Karin Daymond is a landscape painter whose paintings are a lot deeper than the thickness of the paint that she applies to the canvas. Over the years Daymond has becoming accustomed to emotional responses to her paintings. Many people instinctively identify with the setting of the painting, even though the viewer is unlikely to have been to that particular place. It is this ability to capture the spirit of a place that makes her work so powerful.
Daymond’s paintings are actual places. The emotions that they evoke could, however, be found in countless places and situations throughout the South African landscape. Land issues are not simple in this country. Land becomes a canvas on which people can make their mark, and these marks have both visual and emotional implications.

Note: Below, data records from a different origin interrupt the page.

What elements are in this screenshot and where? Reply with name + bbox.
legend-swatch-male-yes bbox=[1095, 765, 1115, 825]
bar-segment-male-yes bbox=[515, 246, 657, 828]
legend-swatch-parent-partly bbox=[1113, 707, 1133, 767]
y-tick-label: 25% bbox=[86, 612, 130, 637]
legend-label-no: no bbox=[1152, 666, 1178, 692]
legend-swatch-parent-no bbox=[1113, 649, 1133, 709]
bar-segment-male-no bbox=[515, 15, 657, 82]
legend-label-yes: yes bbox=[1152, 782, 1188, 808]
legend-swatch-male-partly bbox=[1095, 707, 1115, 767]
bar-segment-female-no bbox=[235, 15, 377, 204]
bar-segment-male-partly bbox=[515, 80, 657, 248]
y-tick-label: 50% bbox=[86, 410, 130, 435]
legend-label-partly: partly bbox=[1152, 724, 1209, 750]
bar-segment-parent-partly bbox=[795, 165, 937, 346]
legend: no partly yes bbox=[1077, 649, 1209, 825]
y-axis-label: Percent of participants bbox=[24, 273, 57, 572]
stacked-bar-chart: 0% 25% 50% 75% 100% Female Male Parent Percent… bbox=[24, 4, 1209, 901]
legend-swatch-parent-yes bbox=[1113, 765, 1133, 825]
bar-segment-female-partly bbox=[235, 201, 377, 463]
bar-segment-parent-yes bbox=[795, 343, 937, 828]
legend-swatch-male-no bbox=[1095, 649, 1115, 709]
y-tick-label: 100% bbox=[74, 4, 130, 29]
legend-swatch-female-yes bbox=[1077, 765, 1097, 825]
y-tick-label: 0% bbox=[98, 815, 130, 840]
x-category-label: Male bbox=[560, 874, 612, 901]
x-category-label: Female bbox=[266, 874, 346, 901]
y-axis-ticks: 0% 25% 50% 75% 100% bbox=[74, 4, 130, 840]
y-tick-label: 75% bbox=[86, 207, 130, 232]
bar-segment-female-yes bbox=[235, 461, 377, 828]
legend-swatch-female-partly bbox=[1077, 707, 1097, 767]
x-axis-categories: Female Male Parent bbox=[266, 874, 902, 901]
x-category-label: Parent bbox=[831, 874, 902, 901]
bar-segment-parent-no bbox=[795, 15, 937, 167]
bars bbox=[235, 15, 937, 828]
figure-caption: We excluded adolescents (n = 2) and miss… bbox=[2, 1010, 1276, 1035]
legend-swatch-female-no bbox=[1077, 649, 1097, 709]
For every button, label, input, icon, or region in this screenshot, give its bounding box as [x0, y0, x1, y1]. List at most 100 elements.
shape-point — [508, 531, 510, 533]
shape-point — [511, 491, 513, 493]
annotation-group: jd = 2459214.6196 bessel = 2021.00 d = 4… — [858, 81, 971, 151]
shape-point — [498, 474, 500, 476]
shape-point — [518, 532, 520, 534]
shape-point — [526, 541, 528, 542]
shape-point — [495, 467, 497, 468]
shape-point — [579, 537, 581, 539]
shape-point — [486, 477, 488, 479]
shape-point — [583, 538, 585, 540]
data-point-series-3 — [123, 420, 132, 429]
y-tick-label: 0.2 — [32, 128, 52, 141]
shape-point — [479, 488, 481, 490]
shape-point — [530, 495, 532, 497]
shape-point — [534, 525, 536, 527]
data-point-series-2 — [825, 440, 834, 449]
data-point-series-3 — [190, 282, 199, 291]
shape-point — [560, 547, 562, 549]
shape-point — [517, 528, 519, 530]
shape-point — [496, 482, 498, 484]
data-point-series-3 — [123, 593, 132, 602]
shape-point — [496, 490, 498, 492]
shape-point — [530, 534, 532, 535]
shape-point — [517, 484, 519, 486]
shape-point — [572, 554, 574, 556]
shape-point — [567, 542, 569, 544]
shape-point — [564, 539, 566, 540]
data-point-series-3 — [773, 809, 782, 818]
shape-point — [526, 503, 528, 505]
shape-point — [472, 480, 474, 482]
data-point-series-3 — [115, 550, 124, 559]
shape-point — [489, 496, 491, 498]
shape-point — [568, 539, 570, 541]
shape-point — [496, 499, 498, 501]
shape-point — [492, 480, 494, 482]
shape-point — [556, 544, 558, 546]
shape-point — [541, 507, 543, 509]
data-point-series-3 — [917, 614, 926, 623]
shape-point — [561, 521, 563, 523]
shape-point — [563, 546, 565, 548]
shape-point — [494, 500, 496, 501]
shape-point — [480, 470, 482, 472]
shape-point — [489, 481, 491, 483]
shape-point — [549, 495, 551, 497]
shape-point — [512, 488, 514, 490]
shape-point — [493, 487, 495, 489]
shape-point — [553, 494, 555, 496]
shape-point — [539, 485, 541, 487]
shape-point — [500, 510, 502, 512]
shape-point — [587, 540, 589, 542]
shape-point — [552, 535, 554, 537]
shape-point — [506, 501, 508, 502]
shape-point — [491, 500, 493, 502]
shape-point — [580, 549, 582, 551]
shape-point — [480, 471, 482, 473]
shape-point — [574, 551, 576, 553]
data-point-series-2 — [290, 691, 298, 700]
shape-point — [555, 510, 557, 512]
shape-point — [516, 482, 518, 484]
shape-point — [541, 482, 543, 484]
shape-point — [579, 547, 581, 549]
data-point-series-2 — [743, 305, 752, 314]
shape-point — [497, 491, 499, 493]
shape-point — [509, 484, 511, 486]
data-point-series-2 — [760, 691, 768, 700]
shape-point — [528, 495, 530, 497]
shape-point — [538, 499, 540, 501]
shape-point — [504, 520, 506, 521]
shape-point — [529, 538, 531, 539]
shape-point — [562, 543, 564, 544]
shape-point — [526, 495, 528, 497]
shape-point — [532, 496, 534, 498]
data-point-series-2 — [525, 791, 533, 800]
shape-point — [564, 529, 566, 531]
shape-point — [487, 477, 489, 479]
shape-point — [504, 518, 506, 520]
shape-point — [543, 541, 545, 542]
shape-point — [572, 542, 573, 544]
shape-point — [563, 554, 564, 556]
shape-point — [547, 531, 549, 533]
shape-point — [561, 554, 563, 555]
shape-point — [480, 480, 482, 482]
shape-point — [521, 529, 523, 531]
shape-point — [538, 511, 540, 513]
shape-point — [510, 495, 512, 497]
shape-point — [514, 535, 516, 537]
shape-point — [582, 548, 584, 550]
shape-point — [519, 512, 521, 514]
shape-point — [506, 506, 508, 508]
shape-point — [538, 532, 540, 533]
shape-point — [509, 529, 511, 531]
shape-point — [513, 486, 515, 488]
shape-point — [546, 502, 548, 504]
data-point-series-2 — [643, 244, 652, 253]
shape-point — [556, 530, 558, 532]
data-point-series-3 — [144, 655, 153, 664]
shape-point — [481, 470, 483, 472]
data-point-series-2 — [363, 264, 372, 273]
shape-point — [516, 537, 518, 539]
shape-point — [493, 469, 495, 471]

Having lived most of her life in subtropical places, Daymond was recently captivated by the Free State and has reflected this in her most recent work. “The lush areas that I know so well are visually entertaining and forgiving. There is excess here. In contrast though, I am drawn to the deep attachment to the land that is written all over the Free State. I love to walk there, through the vast landscape punctuated by evidence of human settlement. There are old stone walls, new stone walls, new and derelict fences, clumps of gum trees, and in the middle of nowhere, graves piled high with stones collected off the land. It is a reserved place, with its often sad social boundaries threaded through its flat veld and undulating hills.”
In contrast Daymond’s Lowveld landscapes capture a raw and natural beauty, exploring the energy of untouched nature. A sky becomes a swirling mosaic of brush marks that suggest events beyond our immediate world. A triptych titled “Bush Rhythms”, begun as a study of small areas of bushveld vegetation in the late winter, quickly becomes an exploration of colours and marks, the patterns of which could be found in outer space or under a microscope. Aloes stand like sentinels on a hillside in the Schoemanskloof valley, and trees jostle for space as they tumble down a kloof in the Blyde River Canyon. “As we methodically erode and invade environments, recording pristine landscapes feels increasingly urgent to me. We are moving closer to a point where untouched land no longer exists, and so my work sometimes has a sense of nostalgia. Working on these paintings, applying thousands of brush marks is akin to meditation, a respectful process with which the viewer can identify.”
Karin Daymond was born in Durban, South Africa, in 1967. She graduated with a degree in Fine Art from the University of Kwazulu Natal. She lives in Nelspruit, Mpumalanga and for many years gave private art classes before committing to painting full time in 2008. Her second solo exhibition will be held at the White River Gallery, Casterbridge Farm in White River from 19 April to 17 May 2009.